Butter shallow baking dish. Spoon 2 to 3 tablespoons prepared applesauce onto browned side of each crepe and roll up. Place blintzes, seam side down, in baking dish. Dot with butter. Bake at 425 degrees 15 minutes, or until blintzes are hot and lightly browned. Sprinkle with powdered sugar and serve immediately. Makes 4 to 6 servings.
For this luscious dessert, chunky applesauce is topped with Calvados-flavored custard and baked in ramekins or small souffle dishes. Flans can be served hot or cold. If you have already prepared Chunky French-Style Applesauce, use 1 cup of it for this dessert and omit the apples, butter and 2 tablespoons sugar in this recipe.
NORMAN APPLE FLANS
3/4 pound Golden Delicious apples Butter 6 tablespoons sugar 1 1/2 cups milk 2 eggs 2 egg yolks or 1 additional egg 2 tablespoons Calvados
Peel, core and thinly slice apples. Heat 1 tablespoon butter in large saute pan or skillet, add apples and stir until coated with butter. Cover and cook over medium-low heat, stirring often, until apples are tender, about 15 minutes. Add 2 tablespoons sugar and cook, uncovered, over medium-high heat, stirring, until liquid in pan evaporates.

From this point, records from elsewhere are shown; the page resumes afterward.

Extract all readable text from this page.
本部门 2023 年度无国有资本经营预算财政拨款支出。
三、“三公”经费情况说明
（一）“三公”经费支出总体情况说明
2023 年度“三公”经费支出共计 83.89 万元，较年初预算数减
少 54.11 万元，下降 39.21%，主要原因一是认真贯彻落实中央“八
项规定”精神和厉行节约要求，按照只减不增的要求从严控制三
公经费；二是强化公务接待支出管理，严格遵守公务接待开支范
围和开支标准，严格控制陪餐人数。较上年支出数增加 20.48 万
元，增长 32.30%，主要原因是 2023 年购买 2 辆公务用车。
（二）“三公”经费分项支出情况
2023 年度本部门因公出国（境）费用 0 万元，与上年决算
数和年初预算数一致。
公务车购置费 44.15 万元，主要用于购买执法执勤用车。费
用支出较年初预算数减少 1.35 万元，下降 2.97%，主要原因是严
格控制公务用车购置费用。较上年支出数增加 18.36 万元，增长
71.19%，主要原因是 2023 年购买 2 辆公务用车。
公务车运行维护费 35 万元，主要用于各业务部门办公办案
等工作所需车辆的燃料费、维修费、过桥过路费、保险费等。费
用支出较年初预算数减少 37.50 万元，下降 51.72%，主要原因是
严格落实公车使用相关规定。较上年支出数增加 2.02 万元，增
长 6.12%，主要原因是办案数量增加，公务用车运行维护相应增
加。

Generously butter 4 (2/3-cup) ramekins. Spoon apple mixture into ramekins.
Bring milk to boil. Remove from heat and cool 5 minutes. Lightly whisk eggs and yolks in bowl. (Save egg white for another use.) Add remaining 4 tablespoons sugar and whisk just to blend. Gradually whisk in 1 cup milk. Using wooden spoon, stir in remaining milk, then Calvados. Pour mixture into measuring cup.
Set ramekins in large shallow baking dish. Divide custard mixture evenly among ramekins. Place pan with ramekins in oven heated to 350 degrees. Add enough hot water to pan to come halfway up sides of ramekins. Set sheet of foil on top to cover ramekins. Bake until cake tester or point of small thin-bladed knife inserted gently in center of each flan comes out clean, about 28 minutes. (During baking, if water in pan comes close to boil, add few tablespoons cold water to pan.)
Carefully remove ramekins from water and cool briefly on rack. Serve dessert in ramekins, either warm or cold. Makes 4 servings.